被害に会った4人と母ちゃんが泣いている。
父ちゃん・爺ちゃん・アレックの3人は大口を開けて目を見開いたままだ。
“えぇーゆだなぁー”の2重掛けの効力の新たな一端が判明した瞬間だった。
襲われていた4人はモーラスト村の家族であった。
父(38)母(34)兄(19)妹(16)の家族構成で、妹(16)の嫁ぎ先へ皆で向かっていた最中に襲われたそうだ。
それで妹(16)を皆で守りながらなんとか逃げようと逃げ回っていたが、切り付けられそうになった妹を兄が引き寄せた。

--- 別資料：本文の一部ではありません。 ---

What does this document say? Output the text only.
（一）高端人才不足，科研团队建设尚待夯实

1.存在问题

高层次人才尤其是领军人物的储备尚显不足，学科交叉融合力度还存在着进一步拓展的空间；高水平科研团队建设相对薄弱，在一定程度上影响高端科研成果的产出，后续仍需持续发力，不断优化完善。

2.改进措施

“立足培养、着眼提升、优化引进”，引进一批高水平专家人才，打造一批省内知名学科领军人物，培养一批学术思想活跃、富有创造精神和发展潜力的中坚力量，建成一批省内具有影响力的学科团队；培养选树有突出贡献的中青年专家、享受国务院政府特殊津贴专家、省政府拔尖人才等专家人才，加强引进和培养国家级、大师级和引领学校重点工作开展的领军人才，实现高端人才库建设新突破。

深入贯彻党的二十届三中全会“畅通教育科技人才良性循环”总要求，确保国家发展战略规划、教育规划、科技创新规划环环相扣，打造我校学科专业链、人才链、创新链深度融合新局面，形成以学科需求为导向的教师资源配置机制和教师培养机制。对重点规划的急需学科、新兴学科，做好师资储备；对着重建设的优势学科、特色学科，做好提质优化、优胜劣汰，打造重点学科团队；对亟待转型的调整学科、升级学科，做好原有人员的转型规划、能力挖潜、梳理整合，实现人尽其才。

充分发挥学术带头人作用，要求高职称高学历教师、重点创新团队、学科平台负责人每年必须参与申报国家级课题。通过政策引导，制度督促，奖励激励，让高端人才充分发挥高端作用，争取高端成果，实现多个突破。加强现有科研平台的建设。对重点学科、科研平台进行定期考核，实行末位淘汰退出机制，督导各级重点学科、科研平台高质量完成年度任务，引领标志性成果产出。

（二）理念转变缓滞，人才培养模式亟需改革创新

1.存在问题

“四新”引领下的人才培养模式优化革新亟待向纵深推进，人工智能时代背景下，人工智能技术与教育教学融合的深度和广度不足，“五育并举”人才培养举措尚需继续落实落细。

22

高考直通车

その時、引き寄せきれなかった右手を切り落とされてしまったそうだ。
それでも必死に生き残ろうと奮闘していたところに、僕たちがやって来たという事だ。
~4人家族末っ子(妹)視点~
ついこの前村に来た、あの不思議な浮いている小屋が目の前にやって来て、化け物みたいな魔力を持つあの子が私達を小屋の中へ入れてくれた。
顔や手足に刃物で切られ、更に右手を失った。
何とか命は助かったが、これからどうなってしまうのだろうと不安になっているところで、数日前に村で体験したあの“きれいきれい♡”を浴びた。
傷跡も服も跡形無く綺麗に治った。
痛みも無くなった。
でも失った手は戻ることは無かった。
その直後、更に小さな女の子に“手伝って”と言った化け物4歳男児。
何をするのかと思い、ボーっと見ていたら2人同時に気の抜けるような呪文を唱えた。
すると体全体が輝き始め不思議な感覚に襲われた。
光が収まると、無くなっていた右手の感覚があるのに気が付いて、自分の手を見てみた。
両手が揃っている。
感覚がある。
きちんと動く。
涙があふれてきた。
すると、お母さんたちが私を抱きしめてきた。
しばらく泣いていたと思う。
あの男の子、化け物ではなく、神様なのかしら。
奇跡をくれた兄妹。
魔法を唱えた笑顔で遊んでいる女の子は天使なのかしら。
何とお礼をしたら良いかわからない。
ありがとうとしか言えない。
・・・・・・・・・・
僕が『今度ジョル爺ちゃんが来たら3重掛けやってみよう』と魔法の可能性を考えていたら
「ありがとう。」
手が再生した女の人がお礼を言ってくれた。
いつも“へ?”とか”ヒっ“とかしか言われなかった一般の村人から”ありがとう“って言われちゃった。
ジョンは満面な笑顔で
「どういたしまして。」
と答えた。
すると僕に抱き着き何度も「ありがとう」と言っていた。
他の3人も同じで何度も「ありがとう」と言っていた。
そろそろ出発したい僕は
「僕たち“ケチャール”に行くけどどうしますか?一緒に行く?」
聞くと直ぐに答えが返って来た。
「「「「はい、お願いします。」」」」
定員オーバー(ベッド数が足りないだけ)だが皆でケチャールへ向かう事となった。